Frequency and causes

Osteoporosis (bone loss) is common and affects well over half a million people in Switzerland, with women much more prone to this condition than men.

The bone substance in healthy people is continuously “replenished” throughout their lives, as it is constantly being broken down and built up again to the same extent. If the breaking down process gets out of control or the building up process slows down, this results in osteoporosis. A poor diet, smoking, heavy alcohol consumption and a lack of physical activity are all factors, which increase the likelihood of developing osteoporosis. However, this can also be affected by influences which are beyond a person’s control (e.g. medication that has an adverse effect on bones, certain hormonal disorders, the changes to a woman’s hormone profile after menopause or, even a genetic predisposition to osteoporosis).
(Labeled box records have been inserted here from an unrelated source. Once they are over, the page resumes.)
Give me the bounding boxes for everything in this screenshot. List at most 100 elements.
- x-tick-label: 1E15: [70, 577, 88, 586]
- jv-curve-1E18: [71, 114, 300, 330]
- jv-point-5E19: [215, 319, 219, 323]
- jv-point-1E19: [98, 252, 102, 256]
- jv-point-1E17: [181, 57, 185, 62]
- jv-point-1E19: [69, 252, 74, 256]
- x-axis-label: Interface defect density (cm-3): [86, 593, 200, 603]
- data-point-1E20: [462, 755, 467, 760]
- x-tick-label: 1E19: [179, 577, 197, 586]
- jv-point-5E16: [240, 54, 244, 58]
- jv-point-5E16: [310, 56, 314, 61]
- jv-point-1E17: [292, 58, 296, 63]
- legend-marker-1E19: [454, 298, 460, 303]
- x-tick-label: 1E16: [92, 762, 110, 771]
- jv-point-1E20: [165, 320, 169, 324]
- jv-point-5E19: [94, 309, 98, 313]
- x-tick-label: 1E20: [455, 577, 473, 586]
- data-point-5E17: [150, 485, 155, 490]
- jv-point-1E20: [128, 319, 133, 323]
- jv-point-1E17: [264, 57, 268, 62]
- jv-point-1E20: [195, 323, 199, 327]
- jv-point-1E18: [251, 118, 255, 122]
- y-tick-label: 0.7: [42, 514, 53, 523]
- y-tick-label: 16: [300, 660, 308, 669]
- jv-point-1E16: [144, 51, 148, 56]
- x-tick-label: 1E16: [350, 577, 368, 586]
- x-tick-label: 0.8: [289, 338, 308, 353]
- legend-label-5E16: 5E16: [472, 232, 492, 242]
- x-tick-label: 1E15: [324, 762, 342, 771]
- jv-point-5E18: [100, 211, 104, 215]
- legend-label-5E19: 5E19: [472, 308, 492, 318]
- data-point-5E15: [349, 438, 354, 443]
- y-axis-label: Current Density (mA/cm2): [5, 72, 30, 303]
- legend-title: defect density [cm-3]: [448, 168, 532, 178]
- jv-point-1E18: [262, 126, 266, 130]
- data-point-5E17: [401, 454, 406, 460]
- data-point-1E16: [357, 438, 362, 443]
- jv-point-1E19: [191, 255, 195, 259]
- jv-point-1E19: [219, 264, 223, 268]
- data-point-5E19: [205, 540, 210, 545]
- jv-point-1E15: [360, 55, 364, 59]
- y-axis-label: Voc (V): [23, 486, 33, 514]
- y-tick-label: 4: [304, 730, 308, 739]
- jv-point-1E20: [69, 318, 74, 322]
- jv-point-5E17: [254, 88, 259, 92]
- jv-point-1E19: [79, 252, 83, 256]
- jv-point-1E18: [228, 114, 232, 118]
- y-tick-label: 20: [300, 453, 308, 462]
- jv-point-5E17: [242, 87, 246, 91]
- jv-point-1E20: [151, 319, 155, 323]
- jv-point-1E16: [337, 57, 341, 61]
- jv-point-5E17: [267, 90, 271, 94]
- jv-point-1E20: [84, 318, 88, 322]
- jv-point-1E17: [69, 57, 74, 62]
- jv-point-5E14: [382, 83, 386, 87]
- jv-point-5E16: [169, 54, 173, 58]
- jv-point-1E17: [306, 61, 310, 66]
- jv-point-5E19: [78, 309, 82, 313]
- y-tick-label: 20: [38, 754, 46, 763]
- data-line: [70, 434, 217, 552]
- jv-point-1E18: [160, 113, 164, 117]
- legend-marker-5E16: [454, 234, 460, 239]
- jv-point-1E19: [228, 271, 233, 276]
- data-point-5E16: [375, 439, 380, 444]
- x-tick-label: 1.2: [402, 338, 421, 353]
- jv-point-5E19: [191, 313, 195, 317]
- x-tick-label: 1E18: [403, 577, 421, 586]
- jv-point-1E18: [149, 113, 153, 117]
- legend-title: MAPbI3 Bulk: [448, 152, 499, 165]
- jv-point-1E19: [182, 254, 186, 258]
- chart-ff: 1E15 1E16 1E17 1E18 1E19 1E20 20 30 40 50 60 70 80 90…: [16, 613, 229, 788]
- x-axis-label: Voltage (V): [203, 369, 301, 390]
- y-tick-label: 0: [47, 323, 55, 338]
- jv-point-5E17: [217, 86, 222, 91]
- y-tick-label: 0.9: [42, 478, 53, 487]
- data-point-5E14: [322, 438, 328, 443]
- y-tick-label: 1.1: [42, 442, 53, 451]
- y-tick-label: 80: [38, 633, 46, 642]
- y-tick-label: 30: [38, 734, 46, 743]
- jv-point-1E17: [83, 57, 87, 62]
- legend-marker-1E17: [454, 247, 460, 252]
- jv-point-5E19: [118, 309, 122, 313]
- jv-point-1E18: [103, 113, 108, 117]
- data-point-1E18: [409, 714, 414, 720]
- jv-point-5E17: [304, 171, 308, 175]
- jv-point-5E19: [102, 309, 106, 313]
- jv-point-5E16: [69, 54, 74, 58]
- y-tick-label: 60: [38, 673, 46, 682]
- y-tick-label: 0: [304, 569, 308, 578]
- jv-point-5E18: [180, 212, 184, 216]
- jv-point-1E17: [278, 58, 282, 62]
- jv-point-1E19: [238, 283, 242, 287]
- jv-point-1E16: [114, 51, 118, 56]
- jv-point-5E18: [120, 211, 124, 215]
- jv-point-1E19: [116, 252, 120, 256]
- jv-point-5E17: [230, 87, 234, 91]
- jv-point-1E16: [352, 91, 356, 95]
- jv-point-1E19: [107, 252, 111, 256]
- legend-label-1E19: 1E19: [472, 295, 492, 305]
Consequences of osteoporosis

Osteoporosis patients have a weaker bone structure, making them more susceptible to bone fractures. Cases of bones breaking without having undergone any significant trauma are often the first indication of possible osteoporosis.

Diagnosing osteoporosis

Over a prolonged period, osteoporosis can lead to skeletal changes. Such changes (e.g. postural changes, changes to the spine, decreasing height) can give rise to the suspicion that a person is suffering from osteoporosis, but only specialist diagnostic investigations can provide reliable evidence of this. One of the most common methods used is bone density measurement (osteodensitometry), which uses a special X-ray examination process to determine the density of the bone.

Treatment options

There are some measures which can be taken to help prevent osteoporosis. These include ensuring a sufficient calcium and vitamin D intake, following a balanced diet with an adequate amount of protein, exercising regularly and avoiding risk factors such as smoking and excessive alcohol consumption. Taking medication, which could have a harmful effect on bones, cannot always be avoided, but should be kept to a minimum. In some cases, hormonal prophylactic treatment can also be considered for women in the early stages of menopause.

For existing cases of osteoporosis, various medicinal and non-medicinal treatment options are available to help improve the situation. It is also important for patients to avoid falls and the associated risk of sustaining fractures as far as possible.